Rhodes 77

Development
- Designer: Philip Rhodes
- Location: United States
- Year: 1947
- No. built: five
- Builder: Burger Boat Company
- Role: Cruiser
- Name: Rhodes 77

Boat
- Displacement: 120,000 lb (54,431 kg)
- Draft: 13.00 ft (3.96 m) with centerboard down

Hull
- Type: monohull
- Construction: fiberglass
- LOA: 77.16 ft (23.52 m)
- LWL: 55.00 ft (16.76 m)
- Beam: 19.00 ft (5.79 m)
- Engine: inboard engine

Hull appendages
- Keel: keel and centerboard
- Ballast: 22,000 lb (9,979 kg)

Sails
- Sailplan: Staysail ketch
- Total sail area: 2,319.00 sq ft (215.442 m^{2})

= Rhodes 77 =

Sailboat class

The Rhodes 77 is an American sailboat that was designed by Philip Rhodes as a cruiser and first built in 1947.
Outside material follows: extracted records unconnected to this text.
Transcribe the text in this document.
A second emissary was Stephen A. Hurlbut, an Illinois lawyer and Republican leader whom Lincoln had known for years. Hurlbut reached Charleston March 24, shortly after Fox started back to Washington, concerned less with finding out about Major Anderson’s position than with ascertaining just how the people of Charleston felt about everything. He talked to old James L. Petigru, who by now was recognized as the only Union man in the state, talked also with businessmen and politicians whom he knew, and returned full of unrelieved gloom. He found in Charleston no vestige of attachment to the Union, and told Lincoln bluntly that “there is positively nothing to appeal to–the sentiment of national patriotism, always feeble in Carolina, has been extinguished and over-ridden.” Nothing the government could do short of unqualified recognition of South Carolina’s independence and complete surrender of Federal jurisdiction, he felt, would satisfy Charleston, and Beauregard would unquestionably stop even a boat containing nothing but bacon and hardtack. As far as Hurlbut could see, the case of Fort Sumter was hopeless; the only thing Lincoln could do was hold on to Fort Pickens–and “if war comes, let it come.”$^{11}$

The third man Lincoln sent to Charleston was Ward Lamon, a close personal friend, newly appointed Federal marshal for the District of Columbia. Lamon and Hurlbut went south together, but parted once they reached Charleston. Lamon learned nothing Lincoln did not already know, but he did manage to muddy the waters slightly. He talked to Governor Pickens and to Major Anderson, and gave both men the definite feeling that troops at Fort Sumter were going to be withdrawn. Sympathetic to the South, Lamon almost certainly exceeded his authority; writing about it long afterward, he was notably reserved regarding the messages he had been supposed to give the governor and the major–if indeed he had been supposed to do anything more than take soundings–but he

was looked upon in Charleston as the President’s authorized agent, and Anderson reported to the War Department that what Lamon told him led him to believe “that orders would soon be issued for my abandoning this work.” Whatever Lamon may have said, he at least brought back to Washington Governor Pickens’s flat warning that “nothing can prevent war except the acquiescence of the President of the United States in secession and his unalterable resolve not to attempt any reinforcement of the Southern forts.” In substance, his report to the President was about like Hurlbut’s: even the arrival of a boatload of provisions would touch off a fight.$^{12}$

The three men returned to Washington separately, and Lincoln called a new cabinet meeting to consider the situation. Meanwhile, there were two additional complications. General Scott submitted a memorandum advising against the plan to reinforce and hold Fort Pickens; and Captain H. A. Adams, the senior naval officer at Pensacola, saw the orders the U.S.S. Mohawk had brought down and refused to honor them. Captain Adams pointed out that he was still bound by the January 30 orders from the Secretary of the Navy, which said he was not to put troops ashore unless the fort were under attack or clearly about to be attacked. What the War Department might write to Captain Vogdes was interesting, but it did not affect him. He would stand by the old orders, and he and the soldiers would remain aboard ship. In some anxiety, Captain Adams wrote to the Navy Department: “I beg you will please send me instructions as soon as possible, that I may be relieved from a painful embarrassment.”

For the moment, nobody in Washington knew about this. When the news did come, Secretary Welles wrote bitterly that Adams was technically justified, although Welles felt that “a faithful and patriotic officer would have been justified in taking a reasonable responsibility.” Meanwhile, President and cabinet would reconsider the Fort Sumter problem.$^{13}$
The Rhodes 77 design, initially built from steel, was adapted for aluminum construction by McCurdy & Rhodes in the 1980s.

==Production==
The design was built by Burger Boat Company in Manitowoc, Wisconsin, United States, who built five boats starting in 1947, but it is now out of production.
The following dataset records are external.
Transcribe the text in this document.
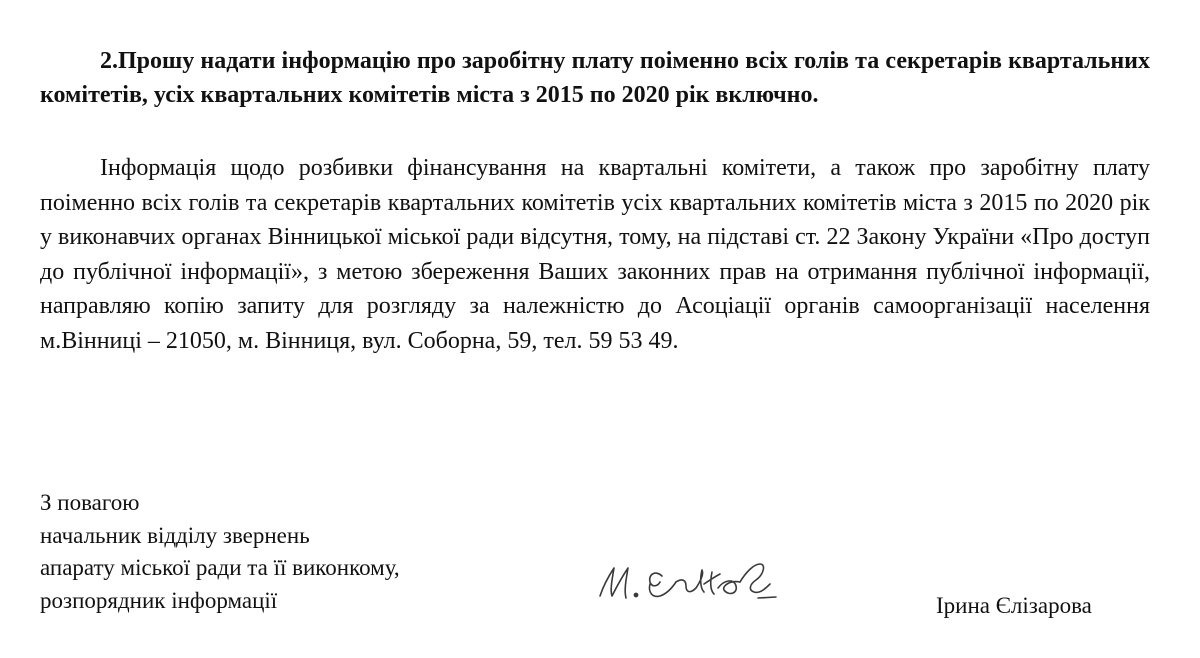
2.Прошу надати інформацію про заробітну плату поіменно всіх голів та секретарів квартальних комітетів, усіх квартальних комітетів міста з 2015 по 2020 рік включно.

Інформація щодо розбивки фінансування на квартальні комітети, а також про заробітну плату поіменно всіх голів та секретарів квартальних комітетів усіх квартальних комітетів міста з 2015 по 2020 рік у виконавчих органах Вінницької міської ради відсутня, тому, на підставі ст. 22 Закону України «Про доступ до публічної інформації», з метою збереження Ваших законних прав на отримання публічної інформації, направляю копію запиту для розгляду за належністю до Асоціації органів самоорганізації населення м.Вінниці – 21050, м. Вінниця, вул. Соборна, 59, тел. 59 53 49.

З повагою
начальник відділу звернень
апарату міської ради та її виконкому,
розпорядник інформації	Ірина Єлізарова
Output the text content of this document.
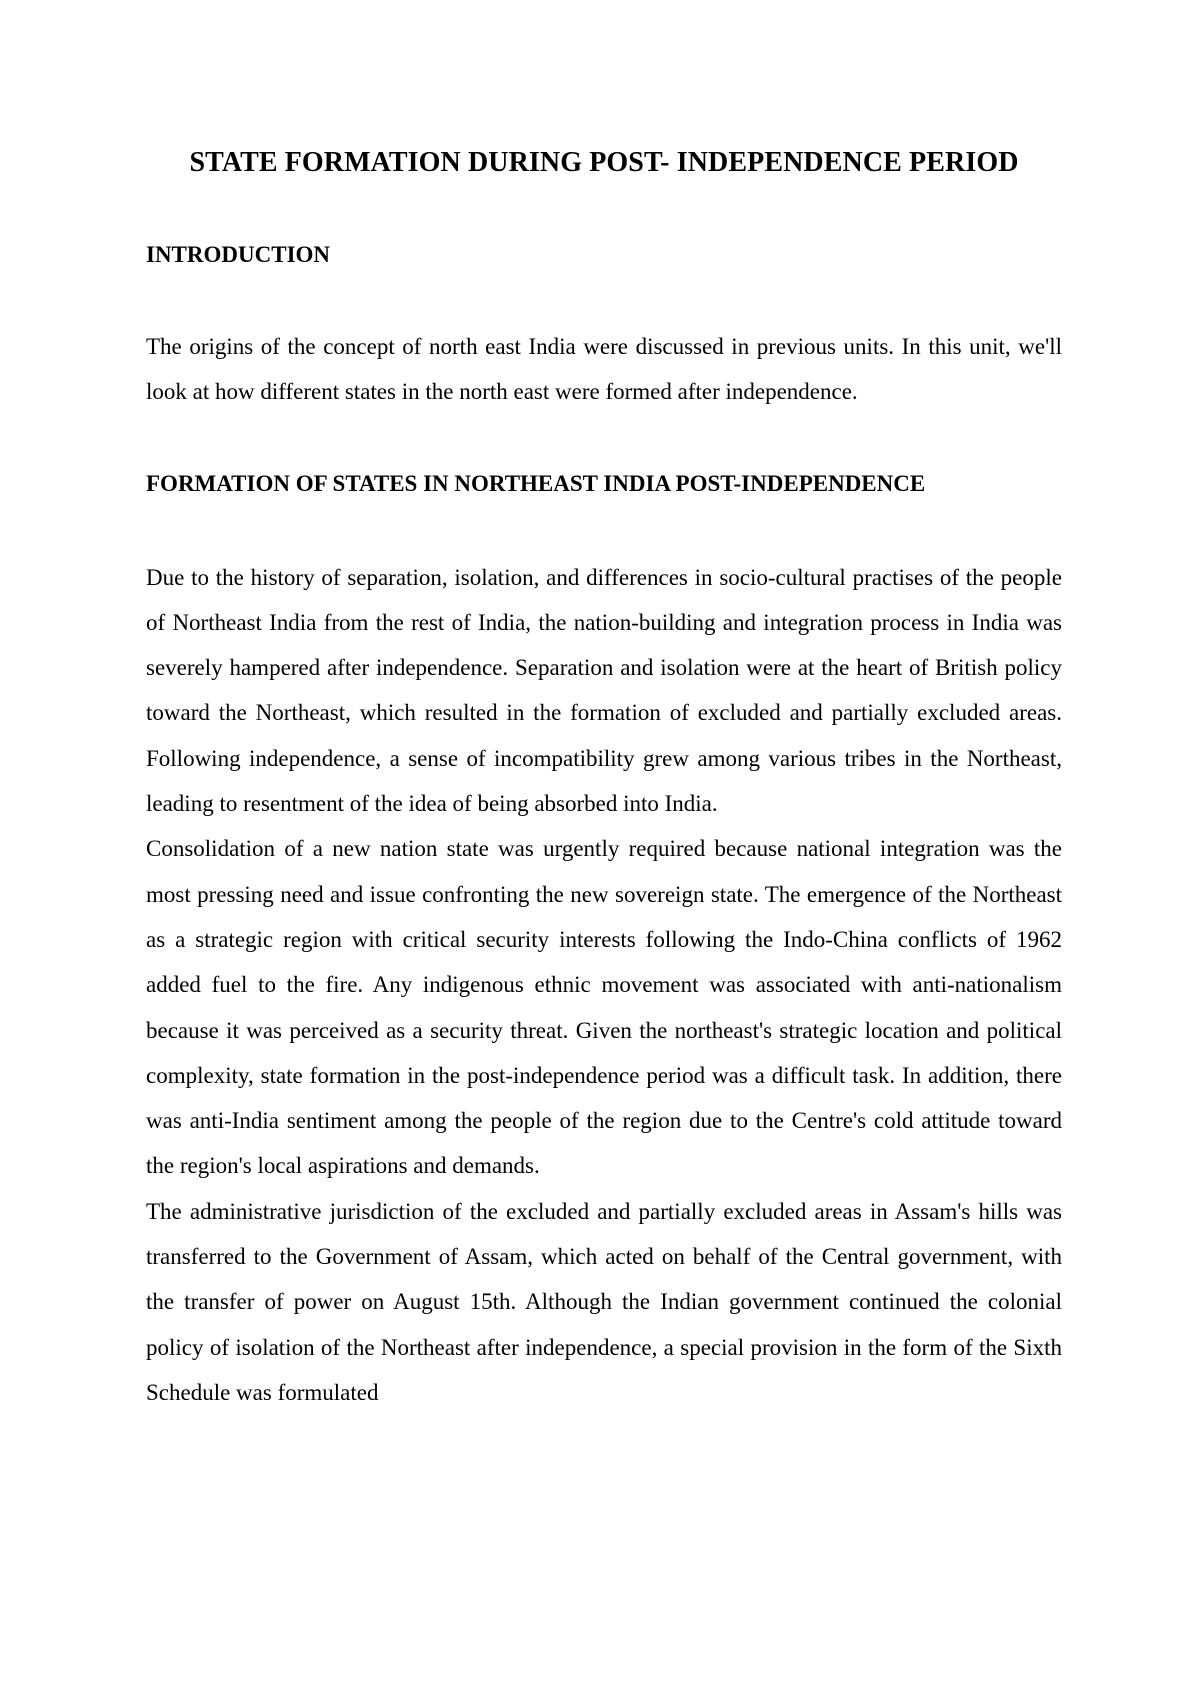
STATE FORMATION DURING POST- INDEPENDENCE PERIOD
INTRODUCTION

The origins of the concept of north east India were discussed in previous units. In this unit, we'll look at how different states in the north east were formed after independence.

FORMATION OF STATES IN NORTHEAST INDIA POST-INDEPENDENCE

Due to the history of separation, isolation, and differences in socio-cultural practises of the people of Northeast India from the rest of India, the nation-building and integration process in India was severely hampered after independence. Separation and isolation were at the heart of British policy toward the Northeast, which resulted in the formation of excluded and partially excluded areas. Following independence, a sense of incompatibility grew among various tribes in the Northeast, leading to resentment of the idea of being absorbed into India.

Consolidation of a new nation state was urgently required because national integration was the most pressing need and issue confronting the new sovereign state. The emergence of the Northeast as a strategic region with critical security interests following the Indo-China conflicts of 1962 added fuel to the fire. Any indigenous ethnic movement was associated with anti-nationalism because it was perceived as a security threat. Given the northeast's strategic location and political complexity, state formation in the post-independence period was a difficult task. In addition, there was anti-India sentiment among the people of the region due to the Centre's cold attitude toward the region's local aspirations and demands.

The administrative jurisdiction of the excluded and partially excluded areas in Assam's hills was transferred to the Government of Assam, which acted on behalf of the Central government, with the transfer of power on August 15th. Although the Indian government continued the colonial policy of isolation of the Northeast after independence, a special provision in the form of the Sixth Schedule was formulated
A single boat was built in aluminum in place of steel in the 1980s after being redesigned for that material by McCurdy & Rhodes.

==Design==
The Rhodes 77 is a recreational keelboat, built predominantly of steel, including a steel superstructure, with wood trim. It has a staysail ketch rig; a spooned, raked stem, a raised counter, angled transom, a rudder controlled by a wheel located in a wheelhouse and a fixed fin keel with a retractable centerboard. It displaces 120000 lb and carries 22000 lb of ballast.

The boat has a draft of 13.00 ft with the centerboard extended and 6.50 ft with it retracted, allowing operation in shallow water. It is fitted with an inboard engine for docking and maneuvering.

The design has a hull speed of 9.94 kn.